Les couleurs du temps sont indéfinissables.
Bleu d’azur, dit-on, ou d’un rose passable.
Il nous conte fleurette et s’orage parfois.
Rouge de sang, de feu, coquelicot brûlant
Il crame les sentiers, il enflamme les bois,
Dont les souches deviennent d’un noir accablant.
Au charbon tout à coup suit un ciel indigo
Ou un bleu électrique ou bien d’aigue marine.
Une geste fantasque des bras de galago
Agite des nuées d’opale et de bleuet
Et abreuve d’ondées les gris chardonnerets.
Que la pourpre soudain qui embrasait les cieux
Vire à l’incarnadin ou bronze purpurine
Ne nous étonne plus car des tons audacieux
D’argent de tourterelles ou de gris anthracite,
Embrument de rosée la mousse des prairies.
Des traînes platines ou blanches de dulcite,
Perlent leur dentelle par pure coquetterie.
Les couleurs du temps sont indéfinissables
Liqueur jaune de soufre, orpiment inclassable
On croirait voir briller dans cette spéculaire
Étoiles et planètes de toute l’astrée.
Lumières scintillantes et lueurs ocrées,
Ou spectre rougeoyant du vieil astre solaire
Embrasent à nouveau les brisants sur la mer.
Et la paille dorée à l’ambre clair et doux
Chante paisiblement son rêve de chimère.
Le soleil couchant au teint fauve acajou
Se traine mollement, flottant sur le rivage
Il glisse et tombe enfin magnifique présage
Qu’un lendemain radieux saura ressusciter.

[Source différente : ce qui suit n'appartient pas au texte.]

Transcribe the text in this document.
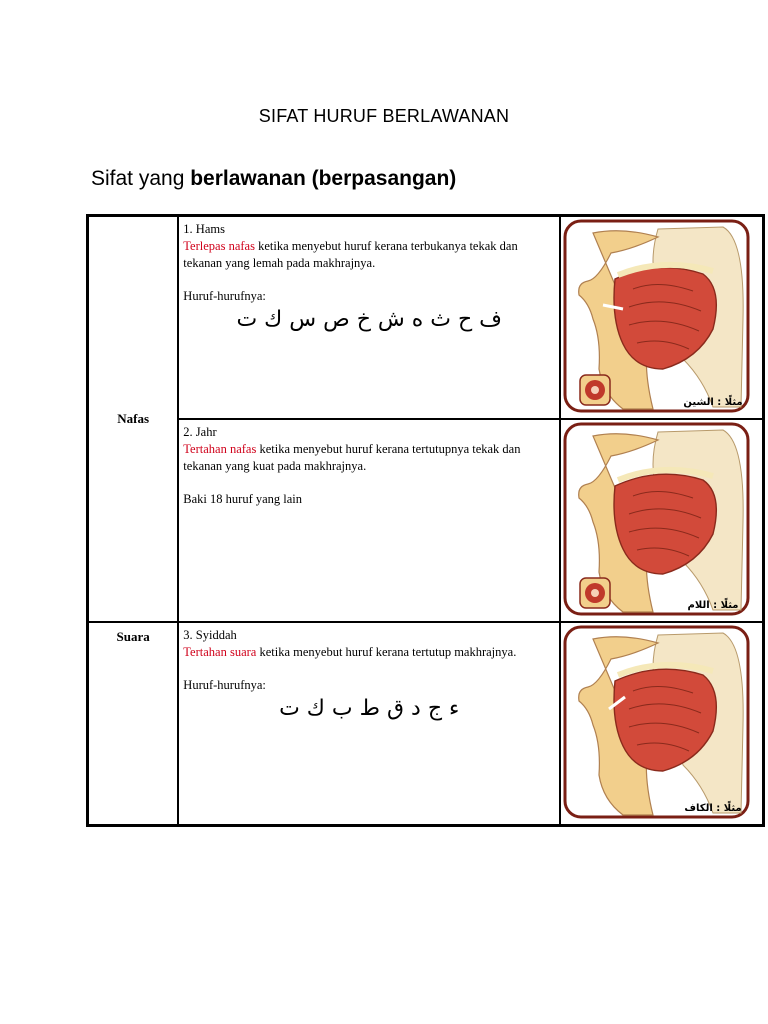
SIFAT HURUF BERLAWANAN
Sifat yang berlawanan (berpasangan)
Nafas	1. Hams

Terlepas nafas ketika menyebut huruf kerana terbukanya tekak dan tekanan yang lemah pada makhrajnya.

Huruf-hurufnya:

ف ح ث ه ش خ ص س ك ت	مثلًا : الشين

	2. Jahr

Tertahan nafas ketika menyebut huruf kerana tertutupnya tekak dan tekanan yang kuat pada makhrajnya.

Baki 18 huruf yang lain	مثلًا : اللام

Suara	3. Syiddah

Tertahan suara ketika menyebut huruf kerana tertutup makhrajnya.

Huruf-hurufnya:

ء ج د ق ط ب ك ت	مثلًا : الكاف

Les vagues indolentes se cassent doucement
Berçant de leur remous les reflets mordorés.
Une haleine d’air chaud ondule des ramures
De feuillage chargé de corolles exotiques
Et exhale un parfum de miel et de jasmin.

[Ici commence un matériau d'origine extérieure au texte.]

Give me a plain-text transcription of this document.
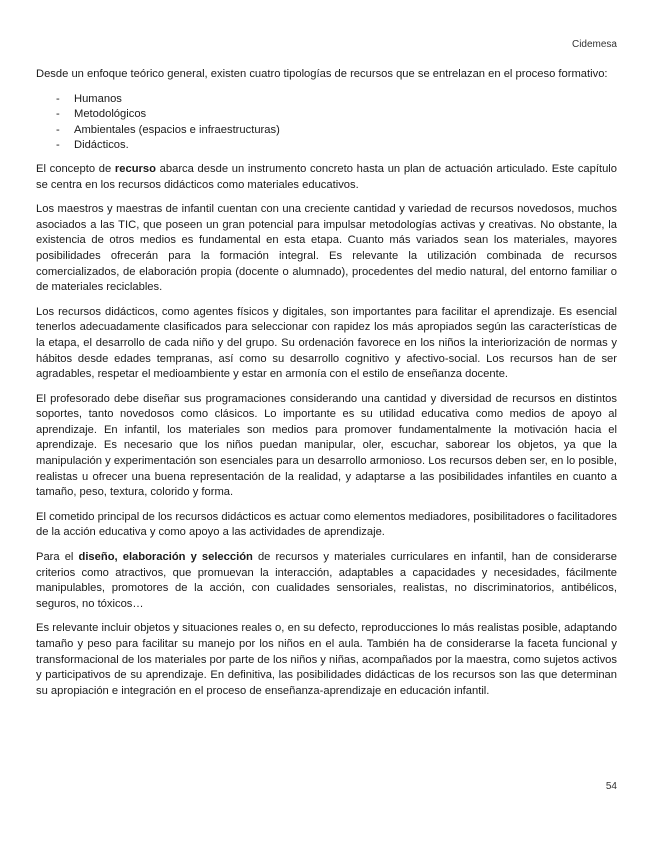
Cidemesa

Desde un enfoque teórico general, existen cuatro tipologías de recursos que se entrelazan en el proceso formativo:

- Humanos
- Metodológicos
- Ambientales (espacios e infraestructuras)
- Didácticos.

El concepto de recurso abarca desde un instrumento concreto hasta un plan de actuación articulado. Este capítulo se centra en los recursos didácticos como materiales educativos.

Los maestros y maestras de infantil cuentan con una creciente cantidad y variedad de recursos novedosos, muchos asociados a las TIC, que poseen un gran potencial para impulsar metodologías activas y creativas. No obstante, la existencia de otros medios es fundamental en esta etapa. Cuanto más variados sean los materiales, mayores posibilidades ofrecerán para la formación integral. Es relevante la utilización combinada de recursos comercializados, de elaboración propia (docente o alumnado), procedentes del medio natural, del entorno familiar o de materiales reciclables.

Los recursos didácticos, como agentes físicos y digitales, son importantes para facilitar el aprendizaje. Es esencial tenerlos adecuadamente clasificados para seleccionar con rapidez los más apropiados según las características de la etapa, el desarrollo de cada niño y del grupo. Su ordenación favorece en los niños la interiorización de normas y hábitos desde edades tempranas, así como su desarrollo cognitivo y afectivo-social. Los recursos han de ser agradables, respetar el medioambiente y estar en armonía con el estilo de enseñanza docente.

El profesorado debe diseñar sus programaciones considerando una cantidad y diversidad de recursos en distintos soportes, tanto novedosos como clásicos. Lo importante es su utilidad educativa como medios de apoyo al aprendizaje. En infantil, los materiales son medios para promover fundamentalmente la motivación hacia el aprendizaje. Es necesario que los niños puedan manipular, oler, escuchar, saborear los objetos, ya que la manipulación y experimentación son esenciales para un desarrollo armonioso. Los recursos deben ser, en lo posible, realistas u ofrecer una buena representación de la realidad, y adaptarse a las posibilidades infantiles en cuanto a tamaño, peso, textura, colorido y forma.

El cometido principal de los recursos didácticos es actuar como elementos mediadores, posibilitadores o facilitadores de la acción educativa y como apoyo a las actividades de aprendizaje.

Para el diseño, elaboración y selección de recursos y materiales curriculares en infantil, han de considerarse criterios como atractivos, que promuevan la interacción, adaptables a capacidades y necesidades, fácilmente manipulables, promotores de la acción, con cualidades sensoriales, realistas, no discriminatorios, antibélicos, seguros, no tóxicos…

Es relevante incluir objetos y situaciones reales o, en su defecto, reproducciones lo más realistas posible, adaptando tamaño y peso para facilitar su manejo por los niños en el aula. También ha de considerarse la faceta funcional y transformacional de los materiales por parte de los niños y niñas, acompañados por la maestra, como sujetos activos y participativos de su aprendizaje. En definitiva, las posibilidades didácticas de los recursos son las que determinan su apropiación e integración en el proceso de enseñanza-aprendizaje en educación infantil.

54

Les arbrisseaux sauvages se cabrent et murmurent,
Les petits caféiers, emblème aromatique,
Se campent fièrement sur le bord des chemins.
Cœurs de palmiers jaloux de ce souffle soudain
Et cocotiers surpris par ce temps incertain
Meuvent leurs bras feuillus dans un geste étonné.
Le gazon meurtri par la chute des fruits
Couche ses fines tiges et s’évanouit sans bruit.
L’océan assoupi se meurt sur les galets.
Une chaude vapeur enveloppe la nuit
Et les voiles affalées, de toile chamarrées
Se lèvent sous l’empreinte de cette marée.
Les couleurs du temps sont indéfinissables
Vaporeuses suspensions infranchissables.
Le bleu du crépuscule offre un dehors violet.
Une lampe tempête adossée au portique
D’une case créole adresse ses reflets
Aux lambrequins de bois de rose festonnés.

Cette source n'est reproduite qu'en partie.